Reduction	What it does
Smart truncation	Preserves head 60% and tail 40% of output at line boundaries when size exceeds the limit
Auto-chunking	JSON responses over 10 KB are recursively decomposed into path-labeled chunks (e.g., `results > items > [0-4]`) at a 4 KB target chunk size
Uniform array collapse	Arrays where all items share the same key structure are collapsed: first 3 items shown in full, remaining items summarized by identity fields (`id`, `name`, `title`, `slug`, `key`, `label`)
Intent filtering	When the `intent` parameter is set and output exceeds 5 KB, lines are scored for relevance to the intent string and non-matching sections are suppressed
Response metadata	When any reduction occurs, the response includes a metadata header showing KB returned vs.
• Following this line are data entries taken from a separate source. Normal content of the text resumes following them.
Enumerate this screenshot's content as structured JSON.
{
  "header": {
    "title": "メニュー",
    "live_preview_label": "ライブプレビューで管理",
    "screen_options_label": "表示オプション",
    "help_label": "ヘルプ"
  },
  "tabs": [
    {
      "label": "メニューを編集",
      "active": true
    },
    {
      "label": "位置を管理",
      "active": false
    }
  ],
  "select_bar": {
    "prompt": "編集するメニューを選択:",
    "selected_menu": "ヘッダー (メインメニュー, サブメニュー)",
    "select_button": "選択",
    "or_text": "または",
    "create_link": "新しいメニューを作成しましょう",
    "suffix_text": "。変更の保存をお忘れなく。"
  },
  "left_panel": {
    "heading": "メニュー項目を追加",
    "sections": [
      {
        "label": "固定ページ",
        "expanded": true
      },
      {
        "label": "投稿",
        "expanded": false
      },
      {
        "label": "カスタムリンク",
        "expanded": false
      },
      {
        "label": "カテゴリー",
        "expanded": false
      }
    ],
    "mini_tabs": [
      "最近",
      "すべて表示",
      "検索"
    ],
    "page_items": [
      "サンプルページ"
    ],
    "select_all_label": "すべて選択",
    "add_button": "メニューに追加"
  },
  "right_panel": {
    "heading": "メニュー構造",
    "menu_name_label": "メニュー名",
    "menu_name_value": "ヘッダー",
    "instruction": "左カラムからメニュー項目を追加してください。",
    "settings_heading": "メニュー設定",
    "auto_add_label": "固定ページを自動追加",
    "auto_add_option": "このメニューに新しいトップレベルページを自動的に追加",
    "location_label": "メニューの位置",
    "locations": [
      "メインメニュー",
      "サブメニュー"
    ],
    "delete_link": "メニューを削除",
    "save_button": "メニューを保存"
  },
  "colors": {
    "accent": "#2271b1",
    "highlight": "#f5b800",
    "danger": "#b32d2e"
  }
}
KB processed and the savings ratio

Session stats via `gatemini://stats`¶

The gatemini://stats resource exposes per-session byte accounting:

total bytes returned to context (after all reductions)
total bytes processed (before reduction)
per-tool savings breakdowns
estimated reduction percentage

This lets you quantify how much context the output pipeline is saving in a live session without any external tooling.

What is fixed versus variable¶

Fixed:

the number of gateway meta-tools
the existence of brief/full response modes
the existence of resource templates
the output reduction pipeline (smart truncation, auto-chunking, uniform array collapse, intent filtering)

Variable:

total backend count
total live tool count
schema size per tool
discovery depth per task
effective savings ratio (depends on backend response sizes)

Because of that, any hard-coded token figure should be treated as an example or local measurement, not as a permanent truth about the repo.

Practical measurement points¶

If you want to measure the real savings in your own config, compare:

the bytes returned by search_tools in brief mode versus full mode
the bytes returned by tool_info in brief mode versus full mode
the bytes for gatemini://tools versus serializing every registry entry with full schemas
the gatemini://stats resource before and after a representative task to see output-pipeline savings

Cache and startup interaction¶

The cache system in src/cache.rs improves startup ergonomics:

namespaced tools can be restored immediately from cache
optional embeddings can be restored with them
usage stats are restored into the tracker

Current details:

cache version: 4
default path: platform cache directory plus gatemini/cache.json
atomic writes: temp file plus rename

The old sibling-of-config cache path still exists in tests and migration helpers, but the normal runtime default is the platform cache directory.

What the code already tracks¶

CallTracker in src/tracker.rs records:

recent tool calls
per-tool usage counts
per-backend latency percentiles (HDR histogram, p50/p95/p99)
per-tool bytes returned (after reduction) and bytes processed (before reduction)
session start time and total calls

The record_bytes(tool, returned, processed) method is called after every call_tool_chain output pass. session_stats() aggregates this into the SessionStats struct that backs gatemini://stats.